Use the default login: admin/pfsense

After logon, the pfSense Step wizard automatically starts. Keep the defaults except change the password at Step 6.

DNS Resolver

To Configure, go to Services > DNS Resolver > General Settings

Then, I change Network Interfaces by selecting all LAN, OPT1, and OPT2 IPV4 and IPV6 interfaces.

Then, I set the Outgoing Network Interfaces to only WAN.

Next, go to Setup > General Settings and uncheck "Allow DNS server list to be overridden by DHCP/PPP on WAN". This ensures pfSense uses the root DNS servers for all requests instead of the local network.

DHCP Server

To Configure, go to Services > DHCP Server.

Enable DHCP server on all interfaces.
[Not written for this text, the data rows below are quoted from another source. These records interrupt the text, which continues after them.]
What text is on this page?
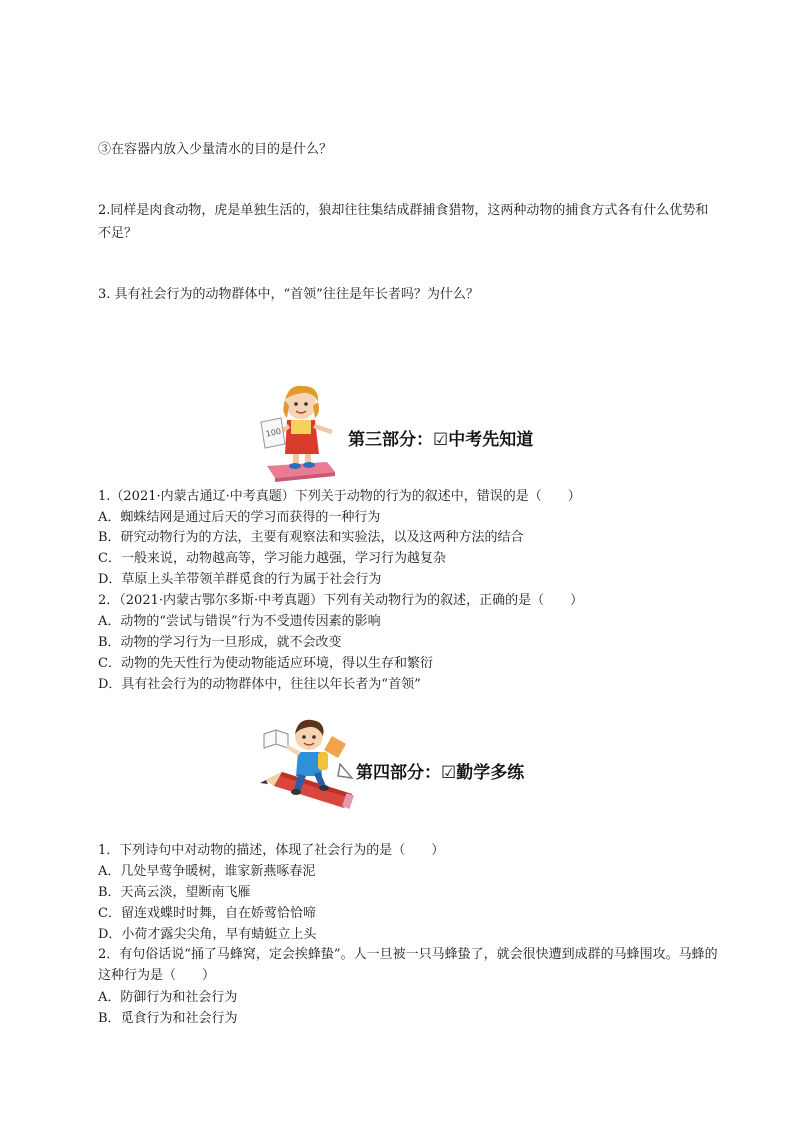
③在容器内放入少量清水的目的是什么？
2.同样是肉食动物，虎是单独生活的，狼却往往集结成群捕食猎物，这两种动物的捕食方式各有什么优势和不足？
3. 具有社会行为的动物群体中，“首领”往往是年长者吗？为什么？
100	第三部分：☑中考先知道
1.（2021·内蒙古通辽·中考真题）下列关于动物的行为的叙述中，错误的是（　　）
A．蜘蛛结网是通过后天的学习而获得的一种行为
B．研究动物行为的方法，主要有观察法和实验法，以及这两种方法的结合
C．一般来说，动物越高等，学习能力越强，学习行为越复杂
D．草原上头羊带领羊群觅食的行为属于社会行为
2．（2021·内蒙古鄂尔多斯·中考真题）下列有关动物行为的叙述，正确的是（　　）
A．动物的“尝试与错误”行为不受遗传因素的影响
B．动物的学习行为一旦形成，就不会改变
C．动物的先天性行为使动物能适应环境，得以生存和繁衍
D．具有社会行为的动物群体中，往往以年长者为“首领”
第四部分：☑勤学多练
1．下列诗句中对动物的描述，体现了社会行为的是（　　）
A．几处早莺争暖树，谁家新燕啄春泥
B．天高云淡，望断南飞雁
C．留连戏蝶时时舞，自在娇莺恰恰啼
D．小荷才露尖尖角，早有蜻蜓立上头
2．有句俗话说“捅了马蜂窝，定会挨蜂蛰”。人一旦被一只马蜂蛰了，就会很快遭到成群的马蜂围攻。马蜂的这种行为是（　　）
A．防御行为和社会行为
B．觅食行为和社会行为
I set the range to 172.16.X.20 - 30 for each interface.

Firewall

Next, I added rules to ensure each network could not reach each other isolating the networks.

LAN Firewall Rules
OPT1 Firewall Rules
OPT2 Firewall Rules

Other Considerations

This is just a basic configuration. You could add changes to the LAN where only VLAN traffic was allowed out to further protect personal data. There are tons of security configurations within pfSense which can also be explored depending on how locked down the box needs to be.